It makes sense for every country in the world to seek a legally binding ban on nuclear weapons. It would make even more sense to immediately deactivate all nuclear weapons. But, by boycotting and disparaging the process now underway, the U.S. and other nuclear armed nations have sent a chilling signal. They have no intention of giving up the power to explode, burn and annihilate planetary life.
“The United States is spending $1 trillion USD over the next thirty years to modernize its nuclear weapon arsenals and triple the killing power of these weapons,” says Ray Acheson, programme director at Women’s International League for Peace and Freedom (WILPF).
Acheson also notes that the excessive spending for nuclear weapons contrasts with U.S. cuts to vital anti-poverty programs.
On June 19th, more than a dozen people blocked the U.S. Mission to the UN entrance to protest Washington’s boycott of the negotiations. They were arrested for disorderly conduct, but I believe it’s incomparably more disorderly to plan for nuclear war.
During the past weekend, to support the negotiations for a treaty banning nuclear weapons, WILPF called for “Women’s March to Ban the Bomb” actions in cities across the U.S. and around the world. Jane Addams, who helped found the League in 1919, was a Chicago woman who understood the crucial need to put an end to war, all war, and instead care for the neediest people. She dedicated herself to assuring that many new immigrants in her city were treated with respect, given assistance to meet basic needs and encouraged to live and work together, peaceably. Addams worked passionately to prevent nations from sleepwalking into the horrors of World War I, and she vigorously campaigned to stop the United States’ entry into it.

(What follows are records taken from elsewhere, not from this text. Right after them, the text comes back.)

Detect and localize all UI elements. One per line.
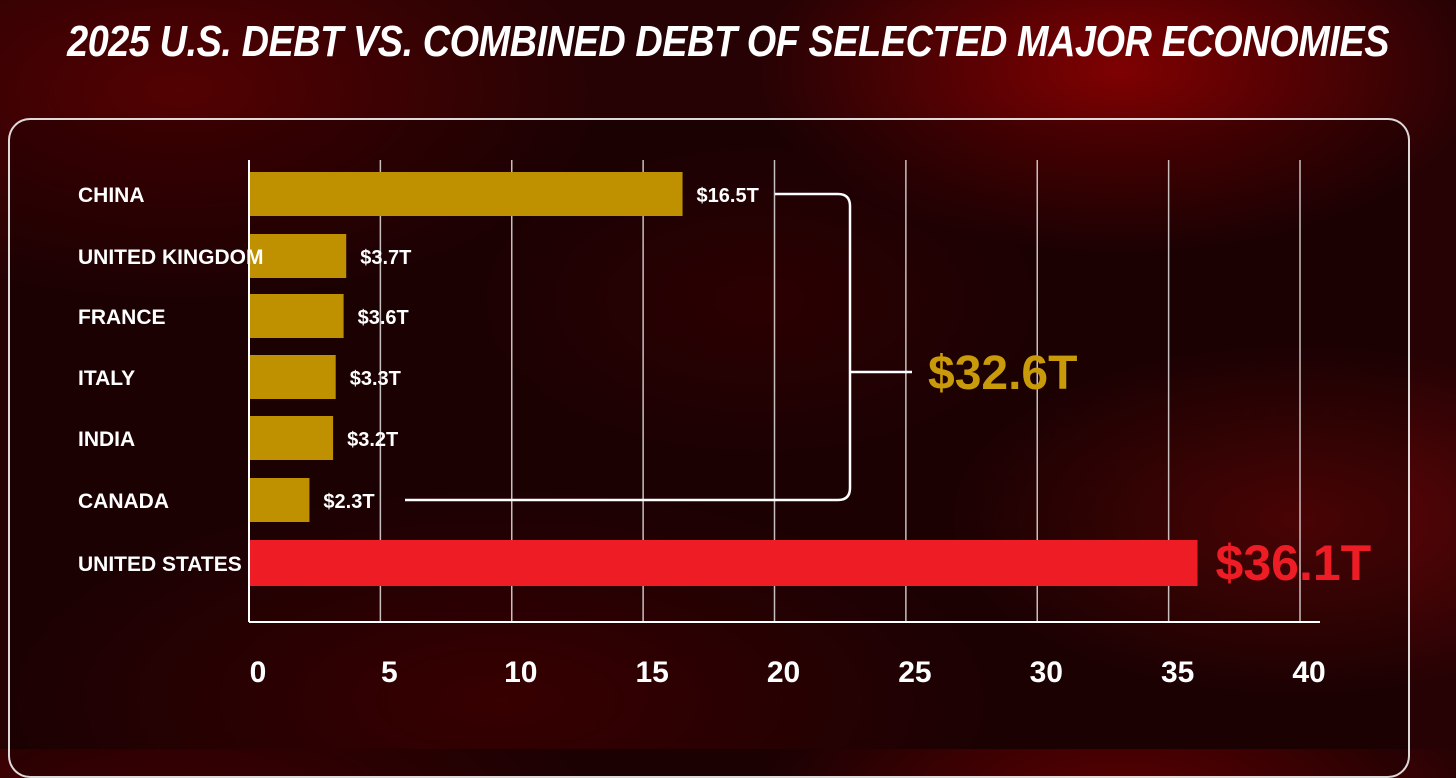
value-label: $3.6T xyxy=(358,307,409,329)
bar-india xyxy=(249,416,334,460)
x-tick-label: 20 xyxy=(767,656,800,689)
bars xyxy=(249,172,1198,586)
bar-china xyxy=(249,172,683,216)
value-label: $36.1T xyxy=(1216,535,1372,591)
category-label: CANADA xyxy=(78,490,169,513)
total-bracket: $32.6T xyxy=(405,192,1077,502)
bracket-total-label: $32.6T xyxy=(928,347,1077,400)
category-label: UNITED STATES xyxy=(78,553,242,576)
value-label: $16.5T xyxy=(697,185,759,207)
value-label: $2.3T xyxy=(323,491,374,513)
x-tick-label: 30 xyxy=(1030,656,1063,689)
category-label: UNITED KINGDOM xyxy=(78,246,264,269)
category-labels: CHINA UNITED KINGDOM FRANCE ITALY INDIA CANAD… xyxy=(78,184,264,576)
x-tick-label: 5 xyxy=(381,656,398,689)
bracket-line xyxy=(405,192,852,502)
bar-france xyxy=(249,294,344,338)
axes xyxy=(248,160,1320,623)
value-label: $3.2T xyxy=(347,429,398,451)
x-tick-label: 0 xyxy=(250,656,267,689)
bar-united-kingdom xyxy=(249,234,347,278)
x-tick-label: 40 xyxy=(1292,656,1325,689)
category-label: INDIA xyxy=(78,428,135,451)
x-tick-label: 35 xyxy=(1161,656,1194,689)
bar-canada xyxy=(249,478,310,522)
value-label: $3.3T xyxy=(350,368,401,390)
bar-chart: CHINA UNITED KINGDOM FRANCE ITALY INDIA CANAD… xyxy=(78,160,1371,689)
value-labels: $16.5T $3.7T $3.6T $3.3T $3.2T $2.3T $36.1T xyxy=(323,185,1371,591)
value-label: $3.7T xyxy=(360,247,411,269)
category-label: ITALY xyxy=(78,367,135,390)
chart-title: 2025 U.S. DEBT VS. COMBINED DEBT OF SELE… xyxy=(67,17,1390,66)
category-label: CHINA xyxy=(78,184,145,207)
x-tick-label: 10 xyxy=(504,656,537,689)
bar-italy xyxy=(249,355,336,399)
x-tick-label: 15 xyxy=(635,656,668,689)
x-tick-label: 25 xyxy=(898,656,931,689)
bar-united-states xyxy=(249,540,1198,586)
x-tick-labels: 0 5 10 15 20 25 30 35 40 xyxy=(250,656,1326,689)
chart-panel xyxy=(8,118,1410,778)
category-label: FRANCE xyxy=(78,306,166,329)
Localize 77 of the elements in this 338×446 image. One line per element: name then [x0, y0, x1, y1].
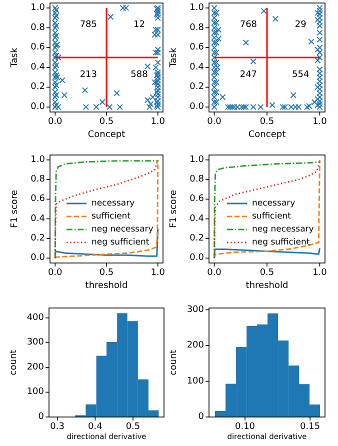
y-tick-label: 1.0: [190, 2, 204, 13]
y-tick-label: 0.6: [30, 194, 46, 204]
x-axis-title: threshold: [246, 281, 288, 291]
x-tick-label: 0.0: [48, 117, 63, 127]
x-tick-label: 0.0: [48, 268, 63, 278]
y-tick-label: 0.2: [30, 233, 45, 244]
y-tick-label: 400: [26, 312, 44, 323]
x-tick-label: 0.0: [207, 268, 222, 278]
annotation: 768: [240, 20, 258, 30]
x-tick-label: 1.0: [312, 117, 328, 127]
y-axis-title: Task: [10, 47, 20, 68]
legend-label: neg sufficient: [252, 238, 310, 248]
legend-label: neg necessary: [252, 224, 314, 234]
annotation: 12: [134, 20, 145, 30]
y-tick-label: 200: [186, 340, 204, 351]
y-tick-label: 0.0: [30, 102, 46, 112]
x-axis-title: Concept: [248, 130, 286, 140]
legend-label: neg sufficient: [92, 238, 150, 248]
y-tick-label: 0.0: [190, 102, 204, 112]
y-tick-label: 0.8: [30, 22, 46, 33]
x-tick-label: 1.0: [150, 117, 166, 127]
y-tick-label: 200: [26, 362, 44, 372]
legend-label: sufficient: [92, 212, 132, 222]
y-tick-label: 1.0: [30, 154, 46, 165]
y-tick-label: 0.6: [190, 42, 204, 53]
x-tick-label: 1.0: [312, 268, 328, 278]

Upon return from visiting soldiers who had been maimed while fighting in the trenches of World War I, she spoke of how the young men couldn’t have carried on the war without mind-altering substances -sometimes absinthe, sometimes extra rations of rum. Families were sending laudanum and even heroin to the front lines in hampers. The soldiers couldn’t kill, she concluded, if left in their right minds.
The WILPF gatherings help us ask hard questions about our capacity to prepare for massive obliteration of entire cities, through nuclear weapon buildup, while failing to meet the needs of children, like those in Yemen, whose survival is jeopardized by war and indifference. Can we persist in perfecting our nuclear arsenals, indifferent to millions of children at risk of starving to death or dying because they lack clean water — and because U.S. supported Saudi airstrikes decimate the infrastructure that might have supplied food and water, –can we do so and claim to be in our right minds?
WILPF gathered us in Chicago where we took time to remember a remarkably brave former Chicagoan, Jean Gump, a mother of twelve whose altruism led her to help dismantle an intercontinental ballistic missile. On March 28, 1986, Jean and her companions in the Plowshares movement enacted the biblical call to turn swords into plowshares. Picture it in the words of Lila Sarick’s article, “The Crime of Ms. Jean Gump”:……..
President Eisenhower was right to equate possession of nuclear weapons with commission of crime:
Every gun that is made, every warship launched, every rocket fired signifies, in the final sense, a theft from those who hunger and are not fed, those who are cold and are not clothed. This world in arms is not spending money alone.
It is spending the sweat of its laborers, the genius of its scientists, the hopes of its children.
It’s a big “ask”: get rid of nuclear weapons. Along with planning and joining protests, another way to remain awake and focused on preventing nuclear annihilation involves recognizing how interconnected we are with others, so much so that the suffering and death of another person diminishes our own lives.
This wakefulness entails abiding care for others. Jean Gump and Jane Addams practiced such care throughout most of their lives. We, likewise, can work toward justice for those who live in communities like Flint; we can seek sane approaches to the climate crisis; and we can insist that those who are targets of war, like the cholera-ridden, desperately hungry children of Yemen, be spared from aerial terrorism and given full access to clean, life-saving waters.